Acute myeloid leukemia (AML) is a clonal hematological malignancy characterized by the accumulation of immature myeloid precursor cells in the bone marrow and is the most common type of adult leukemia. Although effective treatments have been used against AML for many years, remission and long-term survival rates are still low. AML contains a high degree of genetic heterogeneity. In addition to single nucleotide variations, these genetic changes include a variety of genomic abnormalities such as large insertions and deletions, fusion genes and other structural variations, altered gene expression profiles, and even epigenetic changes. It has been shown that more than 95% of patients have driver and passenger mutations independent of their cytogenetic abnormalities, and the AML genome has an average of 10-13 variations. With the advances in technology, many different subgroups of AML have been defined molecularly, and changes in the prognostic/therapeutic effects of each subgroup have begun to be determined. It has been shown that the detected heterogeneous variants affect not only classification but also long-term treatment response and survival. Currently, detecting these heterogeneous genomic variants for diagnosis, treatment, and elucidation of etiology requires complicated and expensive protocols often incomplete with current platforms. The genetic diagnosis of AML is still at the FISH/PCR level in our country. On the other hand, diagnostic next-generation sequencing (NGS) studies are limited to narrow panels and long report times, and patients cannot be treated according to current classifications.
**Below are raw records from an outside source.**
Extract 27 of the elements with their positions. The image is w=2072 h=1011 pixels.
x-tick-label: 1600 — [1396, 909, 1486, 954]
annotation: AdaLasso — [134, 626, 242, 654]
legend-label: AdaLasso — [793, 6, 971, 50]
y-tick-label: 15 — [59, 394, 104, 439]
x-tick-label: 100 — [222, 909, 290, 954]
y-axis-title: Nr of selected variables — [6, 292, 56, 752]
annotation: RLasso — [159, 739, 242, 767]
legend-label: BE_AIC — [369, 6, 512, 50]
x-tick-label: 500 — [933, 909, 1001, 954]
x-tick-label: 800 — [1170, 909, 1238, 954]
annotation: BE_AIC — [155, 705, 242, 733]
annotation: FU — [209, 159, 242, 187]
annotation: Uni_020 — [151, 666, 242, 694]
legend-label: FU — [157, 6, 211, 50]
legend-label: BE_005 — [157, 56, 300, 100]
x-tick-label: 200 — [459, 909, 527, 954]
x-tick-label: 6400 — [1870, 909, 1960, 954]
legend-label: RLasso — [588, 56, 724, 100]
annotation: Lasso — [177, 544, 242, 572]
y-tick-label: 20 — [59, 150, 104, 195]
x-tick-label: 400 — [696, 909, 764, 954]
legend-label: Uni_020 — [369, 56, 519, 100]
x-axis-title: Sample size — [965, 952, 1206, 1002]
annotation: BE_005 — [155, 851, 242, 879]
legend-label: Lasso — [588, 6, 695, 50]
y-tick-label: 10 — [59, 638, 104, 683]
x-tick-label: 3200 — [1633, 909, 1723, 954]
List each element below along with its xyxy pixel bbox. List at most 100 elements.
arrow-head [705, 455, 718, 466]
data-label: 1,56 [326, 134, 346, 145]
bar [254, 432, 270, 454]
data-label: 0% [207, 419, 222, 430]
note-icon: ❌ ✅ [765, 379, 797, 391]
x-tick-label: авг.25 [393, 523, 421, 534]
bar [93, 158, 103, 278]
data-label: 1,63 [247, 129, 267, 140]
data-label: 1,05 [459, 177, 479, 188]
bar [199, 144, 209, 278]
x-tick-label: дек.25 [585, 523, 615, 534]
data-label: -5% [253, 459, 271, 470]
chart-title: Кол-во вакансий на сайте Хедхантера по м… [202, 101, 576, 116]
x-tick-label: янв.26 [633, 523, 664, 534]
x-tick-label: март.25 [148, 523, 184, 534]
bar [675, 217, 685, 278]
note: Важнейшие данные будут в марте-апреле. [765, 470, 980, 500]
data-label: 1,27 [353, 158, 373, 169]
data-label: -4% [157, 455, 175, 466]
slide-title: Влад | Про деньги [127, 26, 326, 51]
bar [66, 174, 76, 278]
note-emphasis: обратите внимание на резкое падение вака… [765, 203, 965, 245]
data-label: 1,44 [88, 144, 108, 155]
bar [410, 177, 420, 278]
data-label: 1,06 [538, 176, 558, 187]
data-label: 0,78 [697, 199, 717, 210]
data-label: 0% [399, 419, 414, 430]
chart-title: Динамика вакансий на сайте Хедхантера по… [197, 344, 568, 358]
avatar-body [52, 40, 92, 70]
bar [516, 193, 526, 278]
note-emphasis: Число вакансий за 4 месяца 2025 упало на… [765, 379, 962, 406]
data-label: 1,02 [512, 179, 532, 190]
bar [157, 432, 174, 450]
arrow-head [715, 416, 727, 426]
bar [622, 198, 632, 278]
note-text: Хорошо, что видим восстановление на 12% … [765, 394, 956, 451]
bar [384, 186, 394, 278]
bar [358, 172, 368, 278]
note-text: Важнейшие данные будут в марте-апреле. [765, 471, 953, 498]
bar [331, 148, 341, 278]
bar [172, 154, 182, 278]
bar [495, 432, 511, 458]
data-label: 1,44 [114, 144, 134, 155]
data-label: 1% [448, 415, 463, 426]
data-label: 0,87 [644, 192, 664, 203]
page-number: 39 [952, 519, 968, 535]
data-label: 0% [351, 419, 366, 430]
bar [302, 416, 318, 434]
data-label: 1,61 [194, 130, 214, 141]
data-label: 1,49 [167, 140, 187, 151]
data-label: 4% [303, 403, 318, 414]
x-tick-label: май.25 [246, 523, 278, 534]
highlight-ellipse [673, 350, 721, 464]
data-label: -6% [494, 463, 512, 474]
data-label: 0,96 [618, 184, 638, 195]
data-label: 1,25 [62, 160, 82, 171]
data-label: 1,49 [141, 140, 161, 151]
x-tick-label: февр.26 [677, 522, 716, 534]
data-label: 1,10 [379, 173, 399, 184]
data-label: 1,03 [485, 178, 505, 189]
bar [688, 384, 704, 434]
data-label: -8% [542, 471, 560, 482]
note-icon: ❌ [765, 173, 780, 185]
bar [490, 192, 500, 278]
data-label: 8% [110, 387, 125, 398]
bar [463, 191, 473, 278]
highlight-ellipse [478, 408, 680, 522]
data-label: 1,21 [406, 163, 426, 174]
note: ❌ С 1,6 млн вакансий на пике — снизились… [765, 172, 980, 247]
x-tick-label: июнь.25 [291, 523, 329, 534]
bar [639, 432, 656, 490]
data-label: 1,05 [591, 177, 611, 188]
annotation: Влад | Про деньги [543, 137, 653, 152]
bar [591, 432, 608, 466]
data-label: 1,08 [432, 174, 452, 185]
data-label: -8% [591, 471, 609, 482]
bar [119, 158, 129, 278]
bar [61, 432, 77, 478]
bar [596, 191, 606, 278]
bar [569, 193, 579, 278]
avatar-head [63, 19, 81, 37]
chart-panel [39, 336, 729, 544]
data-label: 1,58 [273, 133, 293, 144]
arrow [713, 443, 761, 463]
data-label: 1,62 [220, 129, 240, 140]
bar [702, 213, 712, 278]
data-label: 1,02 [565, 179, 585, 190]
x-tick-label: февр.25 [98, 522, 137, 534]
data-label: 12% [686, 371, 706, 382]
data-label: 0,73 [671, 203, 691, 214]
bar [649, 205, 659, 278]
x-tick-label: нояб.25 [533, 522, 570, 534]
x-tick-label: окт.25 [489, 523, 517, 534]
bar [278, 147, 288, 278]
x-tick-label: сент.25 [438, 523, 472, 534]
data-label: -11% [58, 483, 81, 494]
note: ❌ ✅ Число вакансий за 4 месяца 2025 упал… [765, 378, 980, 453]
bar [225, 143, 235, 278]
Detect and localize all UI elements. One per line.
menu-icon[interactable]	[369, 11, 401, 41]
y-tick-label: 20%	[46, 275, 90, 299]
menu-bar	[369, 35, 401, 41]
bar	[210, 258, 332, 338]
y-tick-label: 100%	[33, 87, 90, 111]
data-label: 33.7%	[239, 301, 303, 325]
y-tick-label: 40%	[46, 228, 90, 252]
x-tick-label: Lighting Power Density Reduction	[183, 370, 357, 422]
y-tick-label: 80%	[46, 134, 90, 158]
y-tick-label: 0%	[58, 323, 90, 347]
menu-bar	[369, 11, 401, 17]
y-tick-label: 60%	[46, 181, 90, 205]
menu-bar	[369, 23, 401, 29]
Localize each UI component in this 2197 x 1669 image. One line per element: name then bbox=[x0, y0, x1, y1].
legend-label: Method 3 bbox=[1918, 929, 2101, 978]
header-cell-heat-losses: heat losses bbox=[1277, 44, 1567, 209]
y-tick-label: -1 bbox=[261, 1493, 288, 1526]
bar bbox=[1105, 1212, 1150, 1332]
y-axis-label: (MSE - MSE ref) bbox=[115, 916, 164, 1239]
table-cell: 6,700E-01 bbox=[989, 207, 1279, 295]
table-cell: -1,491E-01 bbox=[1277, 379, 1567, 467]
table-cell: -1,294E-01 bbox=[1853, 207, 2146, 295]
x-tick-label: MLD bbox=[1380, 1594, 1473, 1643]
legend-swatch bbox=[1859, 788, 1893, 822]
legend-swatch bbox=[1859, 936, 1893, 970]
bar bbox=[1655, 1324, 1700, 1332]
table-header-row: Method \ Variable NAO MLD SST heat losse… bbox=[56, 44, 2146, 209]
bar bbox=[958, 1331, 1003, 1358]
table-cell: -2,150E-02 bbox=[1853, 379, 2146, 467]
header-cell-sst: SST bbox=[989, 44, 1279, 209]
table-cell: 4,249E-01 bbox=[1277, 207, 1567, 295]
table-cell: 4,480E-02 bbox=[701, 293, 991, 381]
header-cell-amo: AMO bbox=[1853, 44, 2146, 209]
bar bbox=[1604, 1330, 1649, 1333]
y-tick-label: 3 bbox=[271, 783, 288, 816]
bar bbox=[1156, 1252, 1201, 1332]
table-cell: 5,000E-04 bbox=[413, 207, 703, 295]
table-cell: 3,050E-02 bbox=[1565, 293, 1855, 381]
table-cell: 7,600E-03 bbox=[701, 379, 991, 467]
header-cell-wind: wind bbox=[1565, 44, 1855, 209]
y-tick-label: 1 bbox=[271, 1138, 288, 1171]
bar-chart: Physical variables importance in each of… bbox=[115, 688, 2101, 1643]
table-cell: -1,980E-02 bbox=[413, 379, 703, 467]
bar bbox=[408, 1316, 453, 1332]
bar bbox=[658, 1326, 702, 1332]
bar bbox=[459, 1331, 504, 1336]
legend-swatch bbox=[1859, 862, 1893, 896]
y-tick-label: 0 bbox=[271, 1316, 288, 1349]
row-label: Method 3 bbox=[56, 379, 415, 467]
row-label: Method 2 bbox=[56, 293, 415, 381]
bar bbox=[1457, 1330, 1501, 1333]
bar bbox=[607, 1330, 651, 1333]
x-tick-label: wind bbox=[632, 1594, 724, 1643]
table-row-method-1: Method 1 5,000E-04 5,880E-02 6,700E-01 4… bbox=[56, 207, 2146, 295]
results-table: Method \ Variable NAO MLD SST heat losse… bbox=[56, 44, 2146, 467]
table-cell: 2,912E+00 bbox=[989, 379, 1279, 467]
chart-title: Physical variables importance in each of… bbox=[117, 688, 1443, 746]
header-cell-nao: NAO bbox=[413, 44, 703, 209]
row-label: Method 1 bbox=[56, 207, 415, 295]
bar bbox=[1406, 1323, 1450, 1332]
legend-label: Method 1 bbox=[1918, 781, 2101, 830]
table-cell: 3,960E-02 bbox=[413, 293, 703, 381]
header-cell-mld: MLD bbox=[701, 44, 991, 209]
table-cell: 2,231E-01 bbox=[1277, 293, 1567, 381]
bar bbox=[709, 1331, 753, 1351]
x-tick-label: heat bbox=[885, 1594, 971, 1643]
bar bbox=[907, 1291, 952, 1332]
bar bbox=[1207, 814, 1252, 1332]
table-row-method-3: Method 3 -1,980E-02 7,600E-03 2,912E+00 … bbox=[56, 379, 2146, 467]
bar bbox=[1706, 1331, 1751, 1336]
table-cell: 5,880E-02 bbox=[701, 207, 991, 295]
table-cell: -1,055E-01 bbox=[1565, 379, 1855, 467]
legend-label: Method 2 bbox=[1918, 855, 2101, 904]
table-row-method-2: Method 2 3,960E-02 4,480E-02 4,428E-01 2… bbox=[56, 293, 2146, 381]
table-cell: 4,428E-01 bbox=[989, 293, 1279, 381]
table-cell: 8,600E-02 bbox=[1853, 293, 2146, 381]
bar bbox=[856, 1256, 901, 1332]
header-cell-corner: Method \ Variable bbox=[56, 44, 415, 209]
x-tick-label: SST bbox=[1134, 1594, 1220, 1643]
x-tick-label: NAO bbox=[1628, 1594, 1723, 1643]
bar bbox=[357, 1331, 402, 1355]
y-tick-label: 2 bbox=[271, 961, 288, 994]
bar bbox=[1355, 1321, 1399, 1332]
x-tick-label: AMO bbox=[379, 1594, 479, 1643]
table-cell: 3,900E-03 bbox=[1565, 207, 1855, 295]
Our aim in this project is to detect all genomic alterations in current diagnosis and treatment protocols in a short time by using long and short read next generation sequencing approaches in AML disease, which is extremely heterogeneous in terms of molecular structure and treatment response, To create a bioinformatics analysis flow that will reduce the diagnostic time with the transcriptomic approach and to identify new treatment targets by identifying isoforms that may cause treatment resistance. According to this;(i)Short-read RNA sequencing will be performed on diagnostic samples of 50 adult AML patients, and the molecular markers defined in the ELN-2022 classification will be evaluated in the bioinformatics analysis flow we developed, reducing the reporting period to 7 days.(ii)Unidentified genomic alterations will be determined in the genomic regions defined according to the ELN-2022 classification by long-read targeted DNA sequencing for the samples that are not classified and/or variants are not detected at the first stage.(iii)Differential alternative splicing analysis will be performed using short and long-read sequencing technologies at the single-cell level for at least three patients in the same risk group who differ in treatment response (resistant and responsive).
Within the scope of the project, an open-access bioinformatics analysis flow that can be used in the rapid diagnosis of AML and other leukemias, allowing both long-read and short-read RNA sequencing analysis, will be developed. With the Oxford Nanopore Technologies protocol, laboratory processes will be reduced to 1-3 days, and reporting time will be reduced to 7 days. In addition, novel and/or known splicing isoforms that may be related to treatment resistance by altering the transcriptomic profile will be identified at the single-cell level. This project is unique in developing a novel next-generation sequencing approach and a bioinformatics pipeline that will enable rapid and reliable detection of genomic alterations associated with AML. In addition, novel genomic alterations will be identified by long-read DNA sequencing, also the full-length isoforms that can both play a role in the pathogenesis of AML and cause treatment resistance will be determined at the single-cell level. This project will contribute to a better understanding of the pathogenesis of AML and pave the way for advanced diagnostic approaches, clinical evaluations, and new treatment strategies.